Access attack is a catch-all phrase that includes many forms of unauthorised access of computer resources. An access attack could be an external individual adversary, or a group that uses various methods to gain entry to a network and then steals information or destroys resources. An access attack could also be an insider getting into areas they are not authorised for.
A decade ago, common attacks against access control were dictionary attacks, brute force attacks and spoofing (login) screens. To defend from these type of attacks, people were harassed by security policies to use long and complex passwords that needed changing every so often and users were locked out after so many logon attempts. Defence from spoofed logon screens was considered almost unavoidable if the fake logon screen had already been installed on a computer, which meant focus shifted to securing vulnerable endpoints, such that fake logon screens could not be employed. The number of end-points has exploded, and with main focus on new features that sell, so have their vulnerabilities.
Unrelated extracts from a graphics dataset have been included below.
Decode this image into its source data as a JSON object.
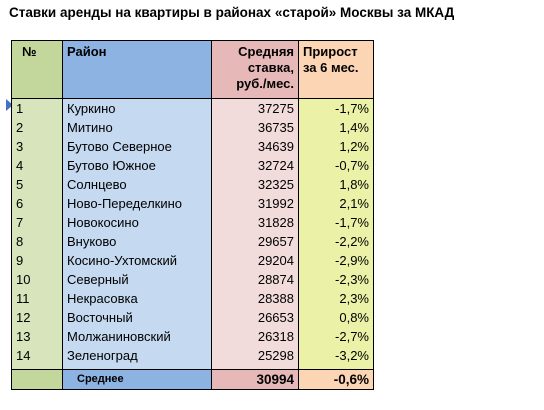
{
  "title": "Ставки аренды на квартиры в районах «старой» Москвы за МКАД",
  "headers": {
    "num": "№",
    "district": "Район",
    "rate": [
      "Средняя",
      "ставка,",
      "руб./мес."
    ],
    "growth": [
      "Прирост",
      "за 6 мес."
    ]
  },
  "rows": [
    {
      "num": "1",
      "district": "Куркино",
      "rate": "37275",
      "growth": "-1,7%"
    },
    {
      "num": "2",
      "district": "Митино",
      "rate": "36735",
      "growth": "1,4%"
    },
    {
      "num": "3",
      "district": "Бутово Северное",
      "rate": "34639",
      "growth": "1,2%"
    },
    {
      "num": "4",
      "district": "Бутово Южное",
      "rate": "32724",
      "growth": "-0,7%"
    },
    {
      "num": "5",
      "district": "Солнцево",
      "rate": "32325",
      "growth": "1,8%"
    },
    {
      "num": "6",
      "district": "Ново-Переделкино",
      "rate": "31992",
      "growth": "2,1%"
    },
    {
      "num": "7",
      "district": "Новокосино",
      "rate": "31828",
      "growth": "-1,7%"
    },
    {
      "num": "8",
      "district": "Внуково",
      "rate": "29657",
      "growth": "-2,2%"
    },
    {
      "num": "9",
      "district": "Косино-Ухтомский",
      "rate": "29204",
      "growth": "-2,9%"
    },
    {
      "num": "10",
      "district": "Северный",
      "rate": "28874",
      "growth": "-2,3%"
    },
    {
      "num": "11",
      "district": "Некрасовка",
      "rate": "28388",
      "growth": "2,3%"
    },
    {
      "num": "12",
      "district": "Восточный",
      "rate": "26653",
      "growth": "0,8%"
    },
    {
      "num": "13",
      "district": "Молжаниновский",
      "rate": "26318",
      "growth": "-2,7%"
    },
    {
      "num": "14",
      "district": "Зеленоград",
      "rate": "25298",
      "growth": "-3,2%"
    }
  ],
  "footer": {
    "label": "Среднее",
    "rate": "30994",
    "growth": "-0,6%"
  }
}
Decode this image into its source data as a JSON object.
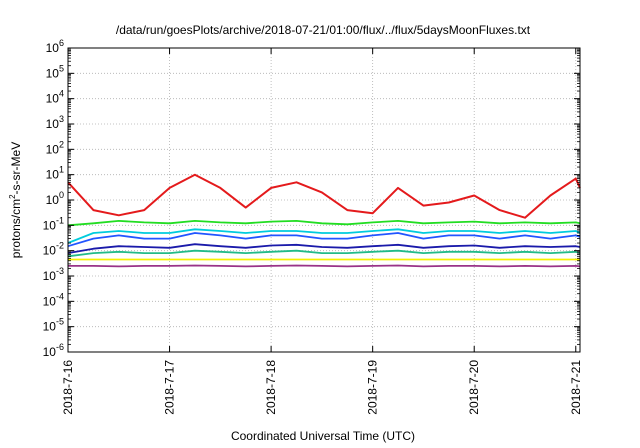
{
  "chart_data": {
    "type": "line",
    "title": "/data/run/goesPlots/archive/2018-07-21/01:00/flux/../flux/5daysMoonFluxes.txt",
    "xlabel": "Coordinated Universal Time (UTC)",
    "ylabel_parts": {
      "main": "protons/cm",
      "sup": "2",
      "rest": "-s-sr-MeV"
    },
    "y_scale": "log",
    "ylim": [
      1e-06,
      1000000.0
    ],
    "y_ticks": [
      {
        "base": "10",
        "exp": "-6",
        "value": 1e-06
      },
      {
        "base": "10",
        "exp": "-5",
        "value": 1e-05
      },
      {
        "base": "10",
        "exp": "-4",
        "value": 0.0001
      },
      {
        "base": "10",
        "exp": "-3",
        "value": 0.001
      },
      {
        "base": "10",
        "exp": "-2",
        "value": 0.01
      },
      {
        "base": "10",
        "exp": "-1",
        "value": 0.1
      },
      {
        "base": "10",
        "exp": "0",
        "value": 1
      },
      {
        "base": "10",
        "exp": "1",
        "value": 10
      },
      {
        "base": "10",
        "exp": "2",
        "value": 100
      },
      {
        "base": "10",
        "exp": "3",
        "value": 1000
      },
      {
        "base": "10",
        "exp": "4",
        "value": 10000
      },
      {
        "base": "10",
        "exp": "5",
        "value": 100000
      },
      {
        "base": "10",
        "exp": "6",
        "value": 1000000
      }
    ],
    "xlim": [
      "2018-07-16 00:00",
      "2018-07-21 01:00"
    ],
    "x_ticks": [
      {
        "label": "2018-7-16",
        "date": "2018-07-16"
      },
      {
        "label": "2018-7-17",
        "date": "2018-07-17"
      },
      {
        "label": "2018-7-18",
        "date": "2018-07-18"
      },
      {
        "label": "2018-7-19",
        "date": "2018-07-19"
      },
      {
        "label": "2018-7-20",
        "date": "2018-07-20"
      },
      {
        "label": "2018-7-21",
        "date": "2018-07-21"
      }
    ],
    "grid": true,
    "legend": "none",
    "x": [
      "2018-07-16 00:00",
      "2018-07-16 06:00",
      "2018-07-16 12:00",
      "2018-07-16 18:00",
      "2018-07-17 00:00",
      "2018-07-17 06:00",
      "2018-07-17 12:00",
      "2018-07-17 18:00",
      "2018-07-18 00:00",
      "2018-07-18 06:00",
      "2018-07-18 12:00",
      "2018-07-18 18:00",
      "2018-07-19 00:00",
      "2018-07-19 06:00",
      "2018-07-19 12:00",
      "2018-07-19 18:00",
      "2018-07-20 00:00",
      "2018-07-20 06:00",
      "2018-07-20 12:00",
      "2018-07-20 18:00",
      "2018-07-21 00:00",
      "2018-07-21 01:00"
    ],
    "series": [
      {
        "color": "#e41a1c",
        "values": [
          5,
          0.4,
          0.25,
          0.4,
          3,
          10,
          3,
          0.5,
          3,
          5,
          2,
          0.4,
          0.3,
          3,
          0.6,
          0.8,
          1.5,
          0.4,
          0.2,
          1.5,
          7,
          3
        ]
      },
      {
        "color": "#22dd22",
        "values": [
          0.1,
          0.12,
          0.15,
          0.13,
          0.12,
          0.15,
          0.13,
          0.12,
          0.14,
          0.15,
          0.12,
          0.11,
          0.13,
          0.15,
          0.12,
          0.13,
          0.14,
          0.12,
          0.13,
          0.12,
          0.13,
          0.12
        ]
      },
      {
        "color": "#00ccdd",
        "values": [
          0.02,
          0.05,
          0.06,
          0.05,
          0.05,
          0.07,
          0.06,
          0.05,
          0.06,
          0.06,
          0.05,
          0.05,
          0.06,
          0.07,
          0.05,
          0.06,
          0.06,
          0.05,
          0.06,
          0.05,
          0.06,
          0.05
        ]
      },
      {
        "color": "#2255ff",
        "values": [
          0.015,
          0.03,
          0.04,
          0.03,
          0.03,
          0.05,
          0.04,
          0.03,
          0.04,
          0.04,
          0.03,
          0.03,
          0.04,
          0.05,
          0.03,
          0.04,
          0.04,
          0.03,
          0.04,
          0.03,
          0.04,
          0.035
        ]
      },
      {
        "color": "#1a1aaa",
        "values": [
          0.008,
          0.012,
          0.015,
          0.014,
          0.013,
          0.018,
          0.015,
          0.013,
          0.016,
          0.017,
          0.014,
          0.013,
          0.015,
          0.017,
          0.013,
          0.015,
          0.016,
          0.013,
          0.015,
          0.014,
          0.015,
          0.014
        ]
      },
      {
        "color": "#22bb88",
        "values": [
          0.006,
          0.008,
          0.009,
          0.008,
          0.008,
          0.01,
          0.009,
          0.008,
          0.009,
          0.01,
          0.008,
          0.008,
          0.009,
          0.01,
          0.008,
          0.009,
          0.009,
          0.008,
          0.009,
          0.008,
          0.009,
          0.008
        ]
      },
      {
        "color": "#f5f000",
        "values": [
          0.0045,
          0.0045,
          0.0045,
          0.0045,
          0.0045,
          0.0045,
          0.0045,
          0.0045,
          0.0045,
          0.0045,
          0.0045,
          0.0045,
          0.0045,
          0.0045,
          0.0045,
          0.0045,
          0.0045,
          0.0045,
          0.0045,
          0.0045,
          0.0045,
          0.0045
        ]
      },
      {
        "color": "#993388",
        "values": [
          0.0025,
          0.0025,
          0.0024,
          0.0025,
          0.0025,
          0.0026,
          0.0025,
          0.0024,
          0.0025,
          0.0026,
          0.0025,
          0.0024,
          0.0025,
          0.0026,
          0.0024,
          0.0025,
          0.0025,
          0.0024,
          0.0025,
          0.0024,
          0.0025,
          0.0024
        ]
      }
    ]
  }
}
In the contemporary context of network attacks, the first objective of an adversary is to gain initial access, for example by finding the encrypted password files on the server and decrypting them, brute forcing passwords or dictionary attacks, by phishing or pharming, or by credential stuffing. Several other less time-consuming methods also exist that allow for additional reconnaissance to scout out resources, IP addresses, and perhaps even a network discovery (mapping) program or a sniffer-type packet-capturing utility, to escalate privileges on hosts.